Jim Hawkins, Cody Robertson and Nick Day of The Norton Agency spent the afternoon installing the pieces in the roundabout’s grassy area — four outer pieces up to 10 feet high and one in the center standing 13 feet, 5 inches.
They worked to ensure each piece was securely planted.
“Each one’s got a concrete footer,” said Hawkins, a logistics coordinator with Norton.
The project isn’t quite finished, as the effort also includes adding a sign saying “Chestatee” and landscaping.
Vision 2030 is an arm of the Greater Hall Chamber of Commerce envisioning how the community should look going into the future. Public art is one of several committees. Vision 2030 is considering other aspects, such as transportation, greenspace and downtown development.
“We have inventoried about 100 different locations across the county where we think are ideal spots for public art,” said Frank Norton Jr., chairman of the public art committee, in an interview last week.

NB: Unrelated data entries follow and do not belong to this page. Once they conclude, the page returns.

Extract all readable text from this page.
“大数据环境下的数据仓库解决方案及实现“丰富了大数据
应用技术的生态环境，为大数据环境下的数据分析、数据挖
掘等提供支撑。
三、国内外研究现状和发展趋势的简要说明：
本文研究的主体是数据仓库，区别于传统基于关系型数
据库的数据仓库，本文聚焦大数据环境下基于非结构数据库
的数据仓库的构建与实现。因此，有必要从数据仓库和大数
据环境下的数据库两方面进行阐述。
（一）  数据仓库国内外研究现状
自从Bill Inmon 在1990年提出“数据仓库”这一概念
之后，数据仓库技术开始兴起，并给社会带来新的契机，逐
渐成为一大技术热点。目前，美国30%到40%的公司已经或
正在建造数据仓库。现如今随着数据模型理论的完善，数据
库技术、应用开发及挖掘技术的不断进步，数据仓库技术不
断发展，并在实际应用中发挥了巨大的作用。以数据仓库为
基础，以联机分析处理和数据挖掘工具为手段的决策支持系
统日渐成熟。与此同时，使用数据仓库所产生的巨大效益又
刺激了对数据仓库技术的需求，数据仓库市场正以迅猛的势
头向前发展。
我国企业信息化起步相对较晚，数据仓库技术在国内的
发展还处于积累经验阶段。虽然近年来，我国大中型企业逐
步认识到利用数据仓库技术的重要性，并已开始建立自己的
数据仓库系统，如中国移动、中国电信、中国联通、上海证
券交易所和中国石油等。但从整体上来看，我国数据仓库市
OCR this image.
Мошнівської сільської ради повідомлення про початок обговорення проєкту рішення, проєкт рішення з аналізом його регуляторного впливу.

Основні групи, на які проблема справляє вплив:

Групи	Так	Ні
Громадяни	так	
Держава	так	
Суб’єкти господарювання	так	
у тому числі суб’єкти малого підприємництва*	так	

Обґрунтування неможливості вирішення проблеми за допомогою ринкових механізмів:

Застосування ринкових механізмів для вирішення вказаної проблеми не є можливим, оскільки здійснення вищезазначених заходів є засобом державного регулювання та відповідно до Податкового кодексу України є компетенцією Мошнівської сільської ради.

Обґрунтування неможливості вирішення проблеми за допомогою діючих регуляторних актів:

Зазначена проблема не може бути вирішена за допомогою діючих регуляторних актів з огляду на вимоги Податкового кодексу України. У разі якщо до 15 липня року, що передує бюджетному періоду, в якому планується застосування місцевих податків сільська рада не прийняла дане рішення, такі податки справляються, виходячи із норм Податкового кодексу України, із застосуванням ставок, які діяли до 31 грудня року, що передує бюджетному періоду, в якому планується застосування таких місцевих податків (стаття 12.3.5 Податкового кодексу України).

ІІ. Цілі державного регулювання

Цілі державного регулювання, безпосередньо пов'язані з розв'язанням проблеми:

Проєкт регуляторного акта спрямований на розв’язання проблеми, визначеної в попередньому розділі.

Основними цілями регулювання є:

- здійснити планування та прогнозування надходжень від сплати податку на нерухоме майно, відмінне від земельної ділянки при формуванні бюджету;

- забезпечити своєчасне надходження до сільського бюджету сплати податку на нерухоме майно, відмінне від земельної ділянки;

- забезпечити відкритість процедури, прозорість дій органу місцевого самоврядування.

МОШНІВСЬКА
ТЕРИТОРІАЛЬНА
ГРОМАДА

And that includes the roundabout at Sardis and Ledan roads. The traffic circle was built in 2017 to try to fix traffic congestion problems at the intersection.
Norton said he believes the Sardis-Ledan roundabout “will become a fabulous landmark for the Chestatee community.”
But whether it remains a fixture depends on the final design of the Sardis Road connector, a four-lane road that would run between Dawsonville Highway/Ga. 53 and Thompson Bridge Road/Ga. 60.
The connector is scheduled for construction in 2024, with right of way acquisition possibly starting later this year, Hall County spokesman Brian Stewart has said.
But that doesn’t necessarily mean the art would get bulldozed.
Stewart said, “It’s my understanding from our road maintenance folks that, unless it requires some form of special tool or something like that, the county can certainly move (the sculptures) if the roundabout were to be demolished.”